Promovida pela Agepen (Agência Estadual de Administração do Sistema Penitenciário) em colaboração com o GMF/TJMS (Grupo de Monitoramento e Fiscalização do Sistema Carcerário e Socioeducativo do Tribunal de Justiça de Mato Grosso do Sul), a Funai (Fundação Nacional dos Povos Indígenas), a CGJ-MS (Corregedoria-Geral de Justiça de Mato Grosso do Sul) e o Cartório do 2º Ofício de Dourados, a ação teve como principal objetivo a identificação das etnias e a emissão e regularização de documentos civis.
O trabalho vai além de uma simples atualização cadastral, pois busca garantir que a identidade étnica dos detentos esteja devidamente registrada nos sistemas oficiais. Essa medida é essencial para que órgãos públicos e o Poder Judiciário possam desenvolver políticas e atendimentos que respeitem as particularidades culturais dos Povos Indígenas.
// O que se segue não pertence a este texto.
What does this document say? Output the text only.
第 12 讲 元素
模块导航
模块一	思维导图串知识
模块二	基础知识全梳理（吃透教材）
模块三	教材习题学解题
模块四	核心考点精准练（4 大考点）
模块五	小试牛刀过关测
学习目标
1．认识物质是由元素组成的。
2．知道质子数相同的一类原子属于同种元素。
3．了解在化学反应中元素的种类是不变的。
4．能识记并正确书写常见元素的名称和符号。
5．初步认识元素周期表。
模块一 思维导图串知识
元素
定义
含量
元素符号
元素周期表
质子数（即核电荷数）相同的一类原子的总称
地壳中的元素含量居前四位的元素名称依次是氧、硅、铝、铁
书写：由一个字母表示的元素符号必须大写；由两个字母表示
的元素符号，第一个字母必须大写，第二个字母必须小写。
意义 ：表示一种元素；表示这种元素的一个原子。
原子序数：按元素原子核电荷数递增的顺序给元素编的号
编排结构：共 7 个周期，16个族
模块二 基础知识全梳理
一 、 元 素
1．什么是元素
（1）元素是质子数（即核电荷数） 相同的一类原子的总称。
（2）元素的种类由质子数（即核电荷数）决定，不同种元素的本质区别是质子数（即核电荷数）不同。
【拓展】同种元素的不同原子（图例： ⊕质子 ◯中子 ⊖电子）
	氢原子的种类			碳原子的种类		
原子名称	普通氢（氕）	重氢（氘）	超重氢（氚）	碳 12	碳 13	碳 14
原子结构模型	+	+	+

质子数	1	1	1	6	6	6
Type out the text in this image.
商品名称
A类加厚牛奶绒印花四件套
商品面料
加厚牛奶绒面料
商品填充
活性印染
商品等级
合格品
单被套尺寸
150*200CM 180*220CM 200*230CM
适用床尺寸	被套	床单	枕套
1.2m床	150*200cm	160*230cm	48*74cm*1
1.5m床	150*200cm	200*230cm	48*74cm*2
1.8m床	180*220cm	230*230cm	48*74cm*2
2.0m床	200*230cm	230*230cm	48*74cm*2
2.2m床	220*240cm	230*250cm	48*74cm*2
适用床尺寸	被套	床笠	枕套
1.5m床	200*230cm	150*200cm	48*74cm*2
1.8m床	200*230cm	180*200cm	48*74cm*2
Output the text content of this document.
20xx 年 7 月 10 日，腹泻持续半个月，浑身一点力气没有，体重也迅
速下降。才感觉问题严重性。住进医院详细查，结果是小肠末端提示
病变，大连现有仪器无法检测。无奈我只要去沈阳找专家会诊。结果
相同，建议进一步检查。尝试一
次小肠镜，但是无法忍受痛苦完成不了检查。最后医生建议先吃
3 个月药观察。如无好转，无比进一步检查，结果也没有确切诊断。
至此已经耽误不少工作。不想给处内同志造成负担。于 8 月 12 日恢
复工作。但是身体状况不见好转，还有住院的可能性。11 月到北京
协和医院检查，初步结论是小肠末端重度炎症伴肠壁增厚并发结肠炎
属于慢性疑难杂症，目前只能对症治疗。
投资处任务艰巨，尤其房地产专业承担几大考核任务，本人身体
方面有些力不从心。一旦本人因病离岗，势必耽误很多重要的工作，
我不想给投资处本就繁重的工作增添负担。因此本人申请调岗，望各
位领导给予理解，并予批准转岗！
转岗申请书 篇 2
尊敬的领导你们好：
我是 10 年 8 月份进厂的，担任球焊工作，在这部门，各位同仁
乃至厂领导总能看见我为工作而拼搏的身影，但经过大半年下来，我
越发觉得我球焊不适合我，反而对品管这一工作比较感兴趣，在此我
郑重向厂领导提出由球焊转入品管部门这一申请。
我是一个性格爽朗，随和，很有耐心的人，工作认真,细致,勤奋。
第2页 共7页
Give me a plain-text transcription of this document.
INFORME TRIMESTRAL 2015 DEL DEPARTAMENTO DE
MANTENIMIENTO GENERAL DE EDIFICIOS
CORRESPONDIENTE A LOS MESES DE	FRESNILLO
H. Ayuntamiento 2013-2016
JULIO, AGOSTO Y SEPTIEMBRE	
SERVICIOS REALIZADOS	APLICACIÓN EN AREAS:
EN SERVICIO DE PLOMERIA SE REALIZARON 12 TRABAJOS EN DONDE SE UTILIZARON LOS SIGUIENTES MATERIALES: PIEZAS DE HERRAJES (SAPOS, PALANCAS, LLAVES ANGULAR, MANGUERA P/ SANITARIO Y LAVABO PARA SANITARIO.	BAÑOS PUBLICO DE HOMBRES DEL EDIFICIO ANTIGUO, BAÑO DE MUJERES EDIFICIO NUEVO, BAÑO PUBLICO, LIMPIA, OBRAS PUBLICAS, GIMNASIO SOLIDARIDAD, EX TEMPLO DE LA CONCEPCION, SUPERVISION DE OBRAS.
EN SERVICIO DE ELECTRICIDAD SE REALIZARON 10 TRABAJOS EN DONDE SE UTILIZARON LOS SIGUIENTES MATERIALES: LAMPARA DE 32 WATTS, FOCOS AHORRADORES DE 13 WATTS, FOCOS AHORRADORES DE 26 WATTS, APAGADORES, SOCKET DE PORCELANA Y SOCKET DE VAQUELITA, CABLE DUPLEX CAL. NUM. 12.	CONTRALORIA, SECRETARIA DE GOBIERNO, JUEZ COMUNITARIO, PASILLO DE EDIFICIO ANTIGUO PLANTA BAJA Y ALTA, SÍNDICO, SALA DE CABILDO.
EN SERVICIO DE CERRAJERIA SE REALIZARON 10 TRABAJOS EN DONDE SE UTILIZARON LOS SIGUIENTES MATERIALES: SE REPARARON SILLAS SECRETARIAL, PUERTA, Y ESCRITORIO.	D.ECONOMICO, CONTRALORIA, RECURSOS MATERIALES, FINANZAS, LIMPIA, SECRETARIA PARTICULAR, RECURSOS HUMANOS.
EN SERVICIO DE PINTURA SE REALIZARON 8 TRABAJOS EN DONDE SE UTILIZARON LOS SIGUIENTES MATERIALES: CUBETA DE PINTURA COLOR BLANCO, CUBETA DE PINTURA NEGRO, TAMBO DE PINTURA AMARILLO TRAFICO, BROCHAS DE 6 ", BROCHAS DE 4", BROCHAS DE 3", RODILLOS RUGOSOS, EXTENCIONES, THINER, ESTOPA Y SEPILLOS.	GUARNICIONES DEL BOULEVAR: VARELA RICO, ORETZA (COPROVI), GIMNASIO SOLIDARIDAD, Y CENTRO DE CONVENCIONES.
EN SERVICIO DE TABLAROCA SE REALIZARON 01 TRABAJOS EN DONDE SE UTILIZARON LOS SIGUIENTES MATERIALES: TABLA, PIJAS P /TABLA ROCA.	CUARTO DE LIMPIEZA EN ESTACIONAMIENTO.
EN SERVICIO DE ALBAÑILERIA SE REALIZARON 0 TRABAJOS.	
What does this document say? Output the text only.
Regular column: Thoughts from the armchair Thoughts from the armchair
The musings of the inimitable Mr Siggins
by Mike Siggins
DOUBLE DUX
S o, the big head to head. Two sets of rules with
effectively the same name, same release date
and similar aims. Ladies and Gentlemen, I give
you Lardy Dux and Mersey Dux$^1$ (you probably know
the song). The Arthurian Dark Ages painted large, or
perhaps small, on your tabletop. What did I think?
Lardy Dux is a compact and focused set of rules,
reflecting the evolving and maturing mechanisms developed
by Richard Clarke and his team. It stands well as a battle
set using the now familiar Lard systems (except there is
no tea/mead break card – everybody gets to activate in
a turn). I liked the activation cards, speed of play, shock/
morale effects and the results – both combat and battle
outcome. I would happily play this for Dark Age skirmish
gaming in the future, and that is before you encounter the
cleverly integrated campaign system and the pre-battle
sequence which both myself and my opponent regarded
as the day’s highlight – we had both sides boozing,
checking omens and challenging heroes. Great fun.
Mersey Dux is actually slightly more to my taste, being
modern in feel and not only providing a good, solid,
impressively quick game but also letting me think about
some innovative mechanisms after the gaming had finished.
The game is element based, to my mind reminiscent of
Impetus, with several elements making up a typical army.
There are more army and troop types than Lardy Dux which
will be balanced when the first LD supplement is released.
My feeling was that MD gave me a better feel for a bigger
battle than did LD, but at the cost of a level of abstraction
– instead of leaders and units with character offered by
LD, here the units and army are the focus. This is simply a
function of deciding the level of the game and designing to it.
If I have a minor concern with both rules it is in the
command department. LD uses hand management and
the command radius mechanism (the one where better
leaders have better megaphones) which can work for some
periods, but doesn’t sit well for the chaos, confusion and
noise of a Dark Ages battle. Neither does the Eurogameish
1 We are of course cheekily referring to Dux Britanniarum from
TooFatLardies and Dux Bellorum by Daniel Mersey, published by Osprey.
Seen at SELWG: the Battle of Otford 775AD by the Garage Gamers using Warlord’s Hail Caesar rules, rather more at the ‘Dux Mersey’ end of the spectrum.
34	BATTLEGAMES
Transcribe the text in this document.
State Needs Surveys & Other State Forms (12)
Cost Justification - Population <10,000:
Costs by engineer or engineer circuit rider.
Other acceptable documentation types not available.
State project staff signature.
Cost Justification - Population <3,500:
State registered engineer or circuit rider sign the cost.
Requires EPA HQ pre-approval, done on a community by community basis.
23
O mutirão se insere nas ações do Comitê Estadual de Suporte e Aperfeiçoamento para o Atendimento da População Oriunda de Povos Indígenas, em conformidade com diretrizes do Conselho Nacional de Justiça para o atendimento a indígenas em conflito com a lei. Eduardo Ferreira, diretor do Departamento de Acompanhamento e Fiscalização do Sistema Carcerário do GMF, destacou os resultados significativos do levantamento.
“Conseguimos atualizar informações sobre etnia, línguas faladas e outros dados que serão inseridos nos processos judiciais e nos sistemas do Poder Judiciário. A participação das lideranças indígenas e o apoio da Agepen foram fundamentais para o sucesso da ação”, afirmou Ferreira.
O mutirão contou com a presença de representantes da Funai e lideranças do Grupo Avaeté, que atuaram como intérpretes e facilitadores para os povos originários. Leoney Martins, diretor da PED, ressaltou que a ação amplia a política de custódia humanizada na penitenciária, contribuindo para o respeito à identidade cultural e aos direitos dos indígenas.